CS340R is a graduate research course intended to explore how
Rust, as a language, introduces new research questions. C (and C++) have
dominated software systems for so long that their challenges (e.g.,
asynchrony, memory management, array indexing) are assumed as basic
systems problems. Rust, however, has very different challenges.
How does this change research?
CS340R is not intended to be a primer on the Rust language. While
we will spend the first three weeks learning Rust, this is so that students
can begin reimplementing a recent research system in Rust. Through this
effort, we will learn how a Rust implementation differs and why. Are there
parts of the original system which are hard but are easy in Rust (e.g.,
memory safety)? Are there parts of the system which are much harder in Rust
(e.g., asynchrony, memory layouts, buffer management)? These latter
discoveries may indicate places where research could make a contribution.
We will read a wide range of (advanced) research papers describing systems written
in Rust. If you have not taken a first paper reading course in systems before
(e.g., CS240, CS244, CS244B, or equivalent at another institution), you are not
prepared to take CS340R. There is a tremendous amount of institutional knowledge
in systems research, and if it is new to you, many of the papers will
require a lot of background reading. For example, you should know the answers
to some (but probably not all) of these questions:
- What are some of the tradeoffs between thread-based and event-based concurrency?
- What is livelock?
- What is idempotency?
- What are the advantages of a log-structured file system? What is hard?
- What are some differences between a macrokernel and a microkernel?
- What is scatter-gather I/O and when is it useful?
- What is optimistic concurrency control?
- What are some tradeoffs between garbage collection and reference counting?
- What is a replicated state machine? What are the major algorithms used for them?
- What is information flow and how is it used in secure systems?
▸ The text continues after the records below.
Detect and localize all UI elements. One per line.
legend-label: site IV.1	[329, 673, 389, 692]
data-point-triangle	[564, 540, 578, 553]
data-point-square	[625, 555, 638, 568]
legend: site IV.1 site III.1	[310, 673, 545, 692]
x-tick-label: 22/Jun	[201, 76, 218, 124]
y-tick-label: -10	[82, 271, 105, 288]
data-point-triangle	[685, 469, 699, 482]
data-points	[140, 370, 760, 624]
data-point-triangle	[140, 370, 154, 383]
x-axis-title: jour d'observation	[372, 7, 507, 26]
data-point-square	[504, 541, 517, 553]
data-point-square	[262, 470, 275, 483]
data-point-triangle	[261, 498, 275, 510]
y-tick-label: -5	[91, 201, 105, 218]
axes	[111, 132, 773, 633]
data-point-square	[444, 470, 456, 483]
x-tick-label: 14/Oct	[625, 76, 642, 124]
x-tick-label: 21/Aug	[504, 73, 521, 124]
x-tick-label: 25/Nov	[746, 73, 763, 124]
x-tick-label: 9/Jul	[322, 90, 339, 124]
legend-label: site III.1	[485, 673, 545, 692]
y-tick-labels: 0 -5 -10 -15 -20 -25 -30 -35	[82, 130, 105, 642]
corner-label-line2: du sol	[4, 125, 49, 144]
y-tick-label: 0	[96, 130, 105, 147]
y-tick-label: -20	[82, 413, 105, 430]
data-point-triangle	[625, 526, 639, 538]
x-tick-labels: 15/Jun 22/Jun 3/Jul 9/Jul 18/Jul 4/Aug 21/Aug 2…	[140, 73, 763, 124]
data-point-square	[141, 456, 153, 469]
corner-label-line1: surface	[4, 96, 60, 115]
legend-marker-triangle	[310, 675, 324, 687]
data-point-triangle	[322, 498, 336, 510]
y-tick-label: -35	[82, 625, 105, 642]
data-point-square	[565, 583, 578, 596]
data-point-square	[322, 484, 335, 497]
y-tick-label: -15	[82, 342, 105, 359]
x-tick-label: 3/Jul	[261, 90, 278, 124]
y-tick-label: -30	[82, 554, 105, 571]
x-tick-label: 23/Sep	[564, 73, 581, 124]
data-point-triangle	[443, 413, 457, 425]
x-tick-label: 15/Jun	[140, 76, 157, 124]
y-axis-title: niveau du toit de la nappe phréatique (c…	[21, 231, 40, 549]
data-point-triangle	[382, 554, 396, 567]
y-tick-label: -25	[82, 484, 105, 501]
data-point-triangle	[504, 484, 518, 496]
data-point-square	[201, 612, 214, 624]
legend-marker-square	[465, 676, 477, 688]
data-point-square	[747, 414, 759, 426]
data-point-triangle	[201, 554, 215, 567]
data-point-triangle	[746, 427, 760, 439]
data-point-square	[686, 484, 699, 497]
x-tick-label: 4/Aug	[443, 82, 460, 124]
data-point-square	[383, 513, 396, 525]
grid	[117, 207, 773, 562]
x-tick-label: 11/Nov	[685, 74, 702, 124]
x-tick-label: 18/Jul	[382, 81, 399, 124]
The course is split into two parts. In the first 3 weeks, students begin to learn the
basics of Rust. At the end of these three weeks, students form into project groups, picking
a recent system implemented in a language other than Rust. Over the next seven weeks of the
quarter, the groups re-implement the system in Rust while we read research papers
on systems built in Rust. Students write a short summary (300 words) for papers in weeks 4-10,
which we use to guide class discussion.